Since the bill was sent up to Capitol Hill as the weekend began, members of Congress have asked that individual mortgages be propped up under the legislation. Paulson has requested that foreign banks with US operations be included. Some representatives and senators want executive compensation at bailout targets curtailed

In a move which could push the value of the assistance program well above $1 trillion, Paulson is considering casting an extremely wide net of salvation. According to Bloomberg, "The change to potentially allow purchases of instruments such as car loans, credit-card debt and other devalued assets may force an increase in the size of the package as the legislation proceeds through Congress."

The terms "increase in size" lacks the hyperbole to describe the size of the tent that will be erected if everyone’s interests are included.

The sad part of this mess, is that the money required today to fix this system, which has too many moving and broken parts will still be inadequate.

One of the most obvious and frequently mentioned problems with the new the Paulson-Bernanke reconstruction is that as banks sell mortgage-backed paper below market, they will be forced to write down the assets and take new, and perhaps significant charges.

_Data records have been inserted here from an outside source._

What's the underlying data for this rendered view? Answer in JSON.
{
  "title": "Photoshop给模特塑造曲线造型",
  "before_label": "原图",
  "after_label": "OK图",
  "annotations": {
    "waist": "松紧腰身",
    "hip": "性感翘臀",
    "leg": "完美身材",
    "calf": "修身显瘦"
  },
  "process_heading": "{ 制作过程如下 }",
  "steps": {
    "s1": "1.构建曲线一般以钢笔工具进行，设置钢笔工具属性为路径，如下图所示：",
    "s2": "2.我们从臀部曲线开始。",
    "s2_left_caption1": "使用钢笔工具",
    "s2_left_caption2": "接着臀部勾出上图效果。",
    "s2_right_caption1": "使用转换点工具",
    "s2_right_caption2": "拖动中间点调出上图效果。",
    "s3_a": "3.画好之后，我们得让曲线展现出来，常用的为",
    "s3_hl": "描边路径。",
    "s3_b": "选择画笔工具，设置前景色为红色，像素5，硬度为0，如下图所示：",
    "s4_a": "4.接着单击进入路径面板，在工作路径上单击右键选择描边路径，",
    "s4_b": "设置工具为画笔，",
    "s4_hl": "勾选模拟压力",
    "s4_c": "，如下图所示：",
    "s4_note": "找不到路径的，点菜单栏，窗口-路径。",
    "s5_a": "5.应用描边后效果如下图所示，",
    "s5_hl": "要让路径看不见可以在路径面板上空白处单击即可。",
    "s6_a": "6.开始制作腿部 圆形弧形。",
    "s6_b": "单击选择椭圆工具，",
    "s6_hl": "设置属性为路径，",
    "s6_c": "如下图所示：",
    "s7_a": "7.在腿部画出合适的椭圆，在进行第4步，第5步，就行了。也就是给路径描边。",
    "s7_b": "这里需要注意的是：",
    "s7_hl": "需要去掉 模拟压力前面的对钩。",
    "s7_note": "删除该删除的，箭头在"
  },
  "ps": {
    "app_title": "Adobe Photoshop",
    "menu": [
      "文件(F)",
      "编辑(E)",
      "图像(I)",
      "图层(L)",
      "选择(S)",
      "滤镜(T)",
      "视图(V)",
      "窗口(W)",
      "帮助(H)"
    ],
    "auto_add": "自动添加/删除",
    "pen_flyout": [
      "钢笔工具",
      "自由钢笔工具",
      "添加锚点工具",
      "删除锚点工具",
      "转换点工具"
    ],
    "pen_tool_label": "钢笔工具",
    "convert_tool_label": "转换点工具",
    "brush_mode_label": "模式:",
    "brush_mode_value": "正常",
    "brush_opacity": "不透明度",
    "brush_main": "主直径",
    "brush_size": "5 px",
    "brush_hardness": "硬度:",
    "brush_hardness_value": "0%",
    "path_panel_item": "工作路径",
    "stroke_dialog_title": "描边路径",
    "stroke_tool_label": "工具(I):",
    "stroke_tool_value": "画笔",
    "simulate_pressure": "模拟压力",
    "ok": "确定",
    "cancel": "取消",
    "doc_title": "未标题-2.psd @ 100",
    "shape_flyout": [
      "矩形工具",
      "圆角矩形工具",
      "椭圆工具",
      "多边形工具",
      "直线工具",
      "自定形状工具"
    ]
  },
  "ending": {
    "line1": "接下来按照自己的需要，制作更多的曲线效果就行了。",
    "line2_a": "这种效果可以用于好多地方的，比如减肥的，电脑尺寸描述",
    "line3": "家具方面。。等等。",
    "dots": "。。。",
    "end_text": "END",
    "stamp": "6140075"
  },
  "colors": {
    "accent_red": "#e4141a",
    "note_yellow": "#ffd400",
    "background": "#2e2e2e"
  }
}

That will cause losses, probably into the tens of billions of dollars. To offset this, the financial firms will have to raise more money, dilute shareholders, and drive down their stock prices further. What was meant to save the system could undermine it, especially if banks cannot find the new investment they need. Sovereign funds have sworn off investing in US banks.

If the mortgages of every man, woman, and child are to be saved along with their credit card debt and car loans, and new bank losses are to be financed as well, the size of the pool of capital required could move closer to $2 trillion. 

If housing prices, at the core of the disintegration of the system, do not rise, even this amount of medicine won’t save the patient.